The inquest into his subsequent death found acute pyelonephritis—a kidney infection—and sepsis were “probably contributed to by the complications of chronic ketamine use.” The coroner concluded that Boland’s switch from cocaine to “safer” ketamine was, in the end, a deadly one.
Boland’s is no isolated tragedy, but part of a striking trend: an upsurge in fatalities in Britain involving illicit ketamine. According to a new study by King’s College London, deaths with ketamine as the sole cause increased twentyfold across England, Wales and Northern Ireland between 2014 and 2023. Polydrug deaths involving the drug reached 696 between 1999 and 2024, and are projected to hit 197 in 2024 alone—over 13 times the figure a decade prior.
At roughly £15–£30 a gram, ketamine costs a fraction of cocaine’s £80.
Once viewed as a relatively benign “club drug,” ketamine also now accounts for a widening share of Britain’s polydrug deaths, with the substance often taken in combination with opioids, stimulants or alcohol.
“We are seeing more ketamine-related deaths, but these deaths rarely involve ketamine alone,” said Caroline Copeland, the study’s lead author.
Her team’s findings chart a rapid transformation—from weekend experimentation to entrenched dependence, involving a mix of substances including ketamine—unfolding far faster than policy can adapt.
Several intersecting factors shape Britain’s ketamine crisis:
1. Rising availability and affordability
An estimated 299,000 people aged 16–59 reported using ketamine in 2024, with wastewater data showing an 85 percent increase in consumption from 2023 to 2024.
Price is a decisive factor: At roughly £15–£30 a gram, ketamine costs a fraction of cocaine’s £80, widening its reach during the cost-of-living crisis. But researchers warn that ketamine’s reputation as a “cheap safe high” masks its long-term health risks.
2. From nightlife to dependency
Deaths increasingly stem not from party excess but from solitary use: Coroners describe users taking the drug daily to blunt anxiety, pain or withdrawal. Post-mortem data reveals an average of six co-administered substances per case—up from three in the 2000s—most often stimulants (45.5 percent), opioids (38.9 percent), benzodiazepines (31.6 percent) and alcohol (28.5 percent).
What was once an episodic club habit has become a pattern of self-drugging that overlaps with other addictions.
3. Escalating harm
Chronic use is inflicting severe organ damage. Ketamine-induced cystitis—a form of bladder inflammation—can progress to infection, sepsis, and even surgical bladder removal and kidney damage.
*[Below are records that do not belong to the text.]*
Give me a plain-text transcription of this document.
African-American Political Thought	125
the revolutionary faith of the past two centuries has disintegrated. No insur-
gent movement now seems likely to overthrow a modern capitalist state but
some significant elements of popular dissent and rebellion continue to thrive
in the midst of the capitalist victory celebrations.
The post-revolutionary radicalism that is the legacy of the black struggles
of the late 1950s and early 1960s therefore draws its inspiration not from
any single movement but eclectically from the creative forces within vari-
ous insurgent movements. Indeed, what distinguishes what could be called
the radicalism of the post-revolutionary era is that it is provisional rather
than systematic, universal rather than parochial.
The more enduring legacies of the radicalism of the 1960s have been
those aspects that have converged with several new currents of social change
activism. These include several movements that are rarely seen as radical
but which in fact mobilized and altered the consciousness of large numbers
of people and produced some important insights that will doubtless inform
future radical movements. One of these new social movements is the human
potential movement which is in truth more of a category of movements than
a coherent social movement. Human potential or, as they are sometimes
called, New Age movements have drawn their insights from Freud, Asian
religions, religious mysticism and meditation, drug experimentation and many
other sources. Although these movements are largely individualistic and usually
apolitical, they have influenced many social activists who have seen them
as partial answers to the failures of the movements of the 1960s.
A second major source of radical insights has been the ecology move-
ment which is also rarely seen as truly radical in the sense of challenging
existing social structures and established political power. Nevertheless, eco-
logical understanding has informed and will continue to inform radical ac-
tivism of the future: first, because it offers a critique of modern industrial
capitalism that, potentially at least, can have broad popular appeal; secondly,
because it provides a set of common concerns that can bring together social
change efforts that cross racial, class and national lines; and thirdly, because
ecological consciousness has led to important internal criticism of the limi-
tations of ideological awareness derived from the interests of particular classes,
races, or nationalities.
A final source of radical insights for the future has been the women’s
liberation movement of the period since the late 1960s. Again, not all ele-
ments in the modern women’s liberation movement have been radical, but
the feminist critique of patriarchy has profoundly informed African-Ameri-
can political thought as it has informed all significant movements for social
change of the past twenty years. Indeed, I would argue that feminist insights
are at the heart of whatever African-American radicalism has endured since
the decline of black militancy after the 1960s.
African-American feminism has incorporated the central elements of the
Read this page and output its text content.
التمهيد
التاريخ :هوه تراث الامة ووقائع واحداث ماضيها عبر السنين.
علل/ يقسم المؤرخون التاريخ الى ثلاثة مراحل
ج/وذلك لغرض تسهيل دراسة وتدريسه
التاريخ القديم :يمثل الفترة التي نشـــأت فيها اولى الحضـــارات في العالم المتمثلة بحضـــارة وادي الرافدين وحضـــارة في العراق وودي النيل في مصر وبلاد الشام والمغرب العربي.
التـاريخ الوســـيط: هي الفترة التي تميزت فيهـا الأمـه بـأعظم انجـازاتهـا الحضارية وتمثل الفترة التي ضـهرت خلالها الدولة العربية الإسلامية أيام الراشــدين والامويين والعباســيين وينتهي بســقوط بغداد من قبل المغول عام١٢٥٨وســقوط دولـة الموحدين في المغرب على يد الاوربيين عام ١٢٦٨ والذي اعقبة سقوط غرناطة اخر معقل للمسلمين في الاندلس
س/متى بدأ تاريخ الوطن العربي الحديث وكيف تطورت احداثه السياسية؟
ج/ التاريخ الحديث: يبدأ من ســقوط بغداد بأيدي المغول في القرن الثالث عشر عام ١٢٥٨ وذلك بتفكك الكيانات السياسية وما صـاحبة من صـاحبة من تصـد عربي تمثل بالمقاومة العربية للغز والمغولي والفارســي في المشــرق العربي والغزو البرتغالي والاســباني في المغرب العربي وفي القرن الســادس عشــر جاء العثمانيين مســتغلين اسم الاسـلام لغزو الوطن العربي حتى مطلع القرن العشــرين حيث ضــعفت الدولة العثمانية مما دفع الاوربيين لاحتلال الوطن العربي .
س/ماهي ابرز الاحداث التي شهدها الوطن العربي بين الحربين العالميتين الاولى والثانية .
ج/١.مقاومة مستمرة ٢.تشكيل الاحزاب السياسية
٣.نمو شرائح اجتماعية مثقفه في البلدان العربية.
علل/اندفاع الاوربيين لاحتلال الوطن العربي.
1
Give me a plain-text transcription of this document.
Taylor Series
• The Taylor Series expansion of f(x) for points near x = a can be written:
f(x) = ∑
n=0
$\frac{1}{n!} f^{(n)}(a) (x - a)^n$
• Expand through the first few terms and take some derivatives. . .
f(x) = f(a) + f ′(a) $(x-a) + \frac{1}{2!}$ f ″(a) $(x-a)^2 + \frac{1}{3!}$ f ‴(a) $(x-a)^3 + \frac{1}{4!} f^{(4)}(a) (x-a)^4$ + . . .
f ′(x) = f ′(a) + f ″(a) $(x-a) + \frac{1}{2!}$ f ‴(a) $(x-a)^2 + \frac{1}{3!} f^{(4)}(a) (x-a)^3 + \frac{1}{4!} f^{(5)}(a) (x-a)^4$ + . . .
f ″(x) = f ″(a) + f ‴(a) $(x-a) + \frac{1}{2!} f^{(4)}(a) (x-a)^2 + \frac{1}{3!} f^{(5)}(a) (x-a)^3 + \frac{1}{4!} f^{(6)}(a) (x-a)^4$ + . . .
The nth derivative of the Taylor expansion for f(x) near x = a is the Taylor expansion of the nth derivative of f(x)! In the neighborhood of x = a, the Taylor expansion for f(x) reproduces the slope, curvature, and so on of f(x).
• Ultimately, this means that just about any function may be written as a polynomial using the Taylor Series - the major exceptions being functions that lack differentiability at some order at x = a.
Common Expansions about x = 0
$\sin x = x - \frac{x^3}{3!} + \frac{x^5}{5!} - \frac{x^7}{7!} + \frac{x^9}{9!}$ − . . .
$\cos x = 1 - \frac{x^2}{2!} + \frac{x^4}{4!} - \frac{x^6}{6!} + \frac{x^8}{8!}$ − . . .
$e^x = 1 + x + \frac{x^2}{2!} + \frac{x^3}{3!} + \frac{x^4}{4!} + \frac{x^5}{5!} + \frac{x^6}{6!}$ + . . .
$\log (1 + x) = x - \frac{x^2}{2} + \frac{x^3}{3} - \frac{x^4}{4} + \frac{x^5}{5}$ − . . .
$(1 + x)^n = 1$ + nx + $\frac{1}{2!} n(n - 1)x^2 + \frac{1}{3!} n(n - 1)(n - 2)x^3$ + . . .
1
Boland’s inquest highlighted a similar chain of injury, linking long-term urological damage directly to fatal infection. Clinicians report rising numbers of young adults requiring urological reconstruction after sustained use.
4. Deprivation and demographic change
Men account for 85 percent of recent deaths, but the socioeconomic profile is shifting. Forty-two percent of victims were unemployed, and the share living in the most deprived communities rose from 26 to 34 percent over the past decade. The trend signals a move into marginalized settings where poverty, instability and limited resources compound risk.
5. Polydrug realities outpacing policy
Because most fatalities involve multiple substances, traditional “single-drug” responses—such as drug reclassification—miss the larger problem. As Copeland notes, enforcement alone cannot address social vulnerability or the pharmacological interplay of drugs.
Once a party escape, ketamine has become an increasingly fatal trap.
Whether Britain treats it as just another criminal classification issue—or finally tackles the root causes with prevention at its core—will determine the death toll of the next decade.
As the coroner in Boland’s case warned, the illusion that ketamine was “safer” may have cost him his life.